Female bodies are among his most beloved views. What is more simple or erotic than Jeanne Moreau in white briefs on the water's edge? Like a siren she laughs, waiting for the right wave to take her back to the ocean depths from which she was born. "The Birth of Venus" or "Et Dieu Crée la Femme" [And God Created Woman]."

But nothing is left to chance in cinema; everything must be precisely prepared beforehand for it to seem natural: the legs of the actress in costume are covered with foundation so that they are flawless (even the legs of Natalie Wood); arranging diamonds on the dancer's nipple is the work of a master jeweler (luckily for the woman she knows transcendental meditation!).

And then, last of all, the thing which truly sets the great aside, is that they don't take anything too seriously; they exchange roles, they turn actors like Peter Sellers into photographers, or a Benedictine monk by the name of Sean Connery into a director.

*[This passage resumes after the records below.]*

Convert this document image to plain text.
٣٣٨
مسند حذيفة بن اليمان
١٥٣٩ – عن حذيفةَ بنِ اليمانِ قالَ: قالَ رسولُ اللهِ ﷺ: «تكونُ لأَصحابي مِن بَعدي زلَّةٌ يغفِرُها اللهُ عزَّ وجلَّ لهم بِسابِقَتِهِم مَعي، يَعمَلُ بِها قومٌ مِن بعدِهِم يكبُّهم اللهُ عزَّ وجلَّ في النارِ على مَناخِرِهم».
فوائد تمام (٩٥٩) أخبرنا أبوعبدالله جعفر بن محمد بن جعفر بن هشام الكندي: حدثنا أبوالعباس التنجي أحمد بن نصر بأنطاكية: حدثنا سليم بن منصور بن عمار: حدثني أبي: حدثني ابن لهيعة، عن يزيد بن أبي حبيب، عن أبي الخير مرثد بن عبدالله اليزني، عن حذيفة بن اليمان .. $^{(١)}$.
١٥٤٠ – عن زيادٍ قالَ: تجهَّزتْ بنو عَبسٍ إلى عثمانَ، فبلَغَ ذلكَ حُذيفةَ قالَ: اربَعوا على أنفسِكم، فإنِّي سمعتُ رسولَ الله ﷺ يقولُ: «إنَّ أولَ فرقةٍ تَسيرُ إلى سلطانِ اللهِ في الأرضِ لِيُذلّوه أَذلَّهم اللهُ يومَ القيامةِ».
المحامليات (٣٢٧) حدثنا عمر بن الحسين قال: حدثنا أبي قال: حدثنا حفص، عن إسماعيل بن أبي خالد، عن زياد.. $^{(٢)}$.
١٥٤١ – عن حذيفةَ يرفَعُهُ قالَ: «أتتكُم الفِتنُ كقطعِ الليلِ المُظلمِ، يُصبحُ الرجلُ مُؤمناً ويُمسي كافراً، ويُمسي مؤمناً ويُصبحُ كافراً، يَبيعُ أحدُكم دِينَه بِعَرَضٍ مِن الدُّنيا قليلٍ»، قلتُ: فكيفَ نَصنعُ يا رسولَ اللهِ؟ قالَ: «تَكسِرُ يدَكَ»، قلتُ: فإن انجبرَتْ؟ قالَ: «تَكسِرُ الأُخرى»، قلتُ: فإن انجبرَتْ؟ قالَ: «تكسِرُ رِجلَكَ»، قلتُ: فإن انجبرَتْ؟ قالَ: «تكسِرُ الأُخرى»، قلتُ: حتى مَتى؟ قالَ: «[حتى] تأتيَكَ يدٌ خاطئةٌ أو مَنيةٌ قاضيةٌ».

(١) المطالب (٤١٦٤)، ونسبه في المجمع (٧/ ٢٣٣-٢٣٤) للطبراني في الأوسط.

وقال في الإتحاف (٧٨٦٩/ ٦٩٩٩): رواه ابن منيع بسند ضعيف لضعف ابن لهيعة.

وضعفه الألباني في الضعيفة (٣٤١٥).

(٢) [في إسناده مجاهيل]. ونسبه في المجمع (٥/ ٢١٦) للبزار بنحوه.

The pleasure, the spectacular must always be there. Cinema does not want too much thought. Douglas abandons himself to his instincts…. He takes risks, he searches. He is not interested in beauty for its own sake; he wants life to stop still – this is why he is one of the greatest "freeze frame" directors of our time, precarious and unstable, like cinema.

© Cristina Comencini

Cristina Comencini is an Italian film director, screenplay writer and novelist. Born in Rome in 1956, she was nominated for an Academy Award in the Best Foreign Language Film category in 2005 for her movie, "La Bestia nel Cuore" ["Don't Tell" in the U.S.], based on one of her novels.